Widely known for having predicted the 2008 financial crisis and winner of the 2013 Deutsche Bank Prize in Financial Economics, Raghuram Rajan, the new Governor of the Reserve Bank of India has a first priority task, that of reviving the sliding Indian Rupee at a time of weakening global markets and a surge in increase of crude oil prices which may further widen the Indian current account deficit. His achievements to date has raised above-par expectations of a rapid recovery of the Indian economy which is facing its first major crisis since the early nineteen-ninety’s with a record largest monthly depreciation of more than ten percent against the dollar in the month of August.
Rajan, with strong credentials such as the youngest Chief Economist of the International Monetary Fund, attracted world-wide media attention on his appointment. From Catherine Chatignoux’s ‘Auxgrands maux les grands remèdes, un economiste de haut niveau pour le RBI’ in France’s daily financial newspaper Les Echos, to James Crabtree’s ‘a vital figure in the fight to stem economic turmoil’ in the Financial Times, there have been wide consensus that because of his deep knowledge of the global financial system, Rajan was the right man to address the challenge of restoring confidence in the Indian currency and preserving its purchasing power.

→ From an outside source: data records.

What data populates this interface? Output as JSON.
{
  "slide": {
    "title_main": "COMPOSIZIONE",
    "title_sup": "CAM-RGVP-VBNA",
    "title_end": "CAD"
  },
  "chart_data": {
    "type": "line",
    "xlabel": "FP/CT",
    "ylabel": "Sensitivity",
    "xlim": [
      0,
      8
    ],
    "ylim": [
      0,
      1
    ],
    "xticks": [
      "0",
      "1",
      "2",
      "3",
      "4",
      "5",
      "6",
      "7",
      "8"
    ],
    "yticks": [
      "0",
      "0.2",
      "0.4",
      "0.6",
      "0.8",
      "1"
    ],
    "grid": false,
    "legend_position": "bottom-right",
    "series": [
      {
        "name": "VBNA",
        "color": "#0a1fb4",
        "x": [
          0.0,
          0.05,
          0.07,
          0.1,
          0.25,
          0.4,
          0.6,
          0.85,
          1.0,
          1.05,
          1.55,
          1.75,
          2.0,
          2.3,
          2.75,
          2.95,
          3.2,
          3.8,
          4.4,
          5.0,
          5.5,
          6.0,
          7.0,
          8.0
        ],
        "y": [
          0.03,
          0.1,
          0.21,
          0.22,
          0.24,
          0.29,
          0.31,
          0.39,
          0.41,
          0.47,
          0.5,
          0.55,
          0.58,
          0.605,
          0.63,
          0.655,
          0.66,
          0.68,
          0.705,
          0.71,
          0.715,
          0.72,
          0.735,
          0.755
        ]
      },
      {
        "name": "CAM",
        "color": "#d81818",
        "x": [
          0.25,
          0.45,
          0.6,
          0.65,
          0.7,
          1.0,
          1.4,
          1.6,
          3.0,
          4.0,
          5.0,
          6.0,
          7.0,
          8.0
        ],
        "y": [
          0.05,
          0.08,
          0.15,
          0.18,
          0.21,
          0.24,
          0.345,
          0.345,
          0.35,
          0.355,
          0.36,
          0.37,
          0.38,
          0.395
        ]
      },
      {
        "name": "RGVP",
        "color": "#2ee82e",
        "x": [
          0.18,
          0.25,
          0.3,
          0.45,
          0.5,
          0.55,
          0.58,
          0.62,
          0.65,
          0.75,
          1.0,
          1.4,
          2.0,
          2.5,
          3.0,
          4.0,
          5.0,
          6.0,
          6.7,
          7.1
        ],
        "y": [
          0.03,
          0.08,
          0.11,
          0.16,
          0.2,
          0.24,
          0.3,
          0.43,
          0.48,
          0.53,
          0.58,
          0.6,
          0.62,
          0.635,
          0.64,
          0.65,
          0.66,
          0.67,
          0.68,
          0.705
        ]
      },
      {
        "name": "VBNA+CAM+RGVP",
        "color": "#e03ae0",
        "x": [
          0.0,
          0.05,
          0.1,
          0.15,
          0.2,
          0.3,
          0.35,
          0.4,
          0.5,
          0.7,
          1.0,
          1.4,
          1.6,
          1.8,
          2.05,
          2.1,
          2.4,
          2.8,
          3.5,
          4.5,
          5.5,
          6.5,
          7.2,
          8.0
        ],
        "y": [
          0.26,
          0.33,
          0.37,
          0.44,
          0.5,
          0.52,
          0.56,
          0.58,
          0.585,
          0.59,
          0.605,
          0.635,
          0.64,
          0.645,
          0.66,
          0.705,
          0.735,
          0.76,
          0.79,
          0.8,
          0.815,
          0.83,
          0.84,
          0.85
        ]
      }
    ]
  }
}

Rajan, a former University of Chicago Finance Professor and an expert of the US credit system, graduated from the Indian Institute of Technology, Delhi and he is one of the few Indian policy makers with a PhD in Finance from MIT. His academic contributions include several publications with many of them having more than 2000 “citations”, a relatively high number achieved only by strongly influential papers of lasting value. He has published research articles in Finance’s topmost academic journals which include the Journal of Finance, the Review of Financial Studies and the Journal of Financial Economics.
His 2005 National Bureau of Economic Research Working paper ‘Has Financial Developments Made the World Riskier‘ is well-known for having hinted for the 2008 financial crisis.    In the paper, Rajan argued that a drawback to the financial developments which have made it easier for firms and households to have greater access to finance is the inducement of financial tail risks widely spread throughout the economy and shared by strangers across the globe. The latter arising because of the need for banks to hedge the major part of the risk by trading in financial markets.
 Rajan presented his paper before an audience of prominent policy makers in a symposium to celebrate the legacy of Alan Greenspan, a former chairman of the US Federal Reserve. Rajan’s research findings were dismissed at that time by Lawrence Summers, a former US Secretary of Treasury under President Bill Clinton and currently a front runner to become the new chairman of the US Fed. Events occurring subsequently showed that Rajan was right in his paper and in the Financial Times and Goldman Sachs 2010 Business prize winning book ‘Fault Lines : How Hidden Fractures Still Threaten the World Economy’, he gave an account of  serious flaws in the economy which needed to be fixed in order to avoid a potentially more severe crisis.
Other works of Rajan include a 2005 Journal of Finance paper where Rajan and another famous economist Douglas Diamond of the University of Chicago develop a model of a bank with illiquid assets and they examine whether bank failures can start and propagate systemic crises. They conclude that bank failures can be contagious due to liquidity shortages and solvency problems. In another work published in 2012 in the Journal of Political Economy, Rajan and Diamond develop an interest rate model where intervention by central banks in periods of illiquidity and financial fragility may be better than various other alternatives. However, they conclude that ‘anticipation of persistently low short term interest rates can lead to socially excessive short term leverage’ and they mention that their model could be a low interest rate explanation of the US subprime crisis.
Rajan is due to present his First Monetary Policy Framework as Governor on 20 September 2013, but some of the measures already have a positive impact on the Indian Rupee.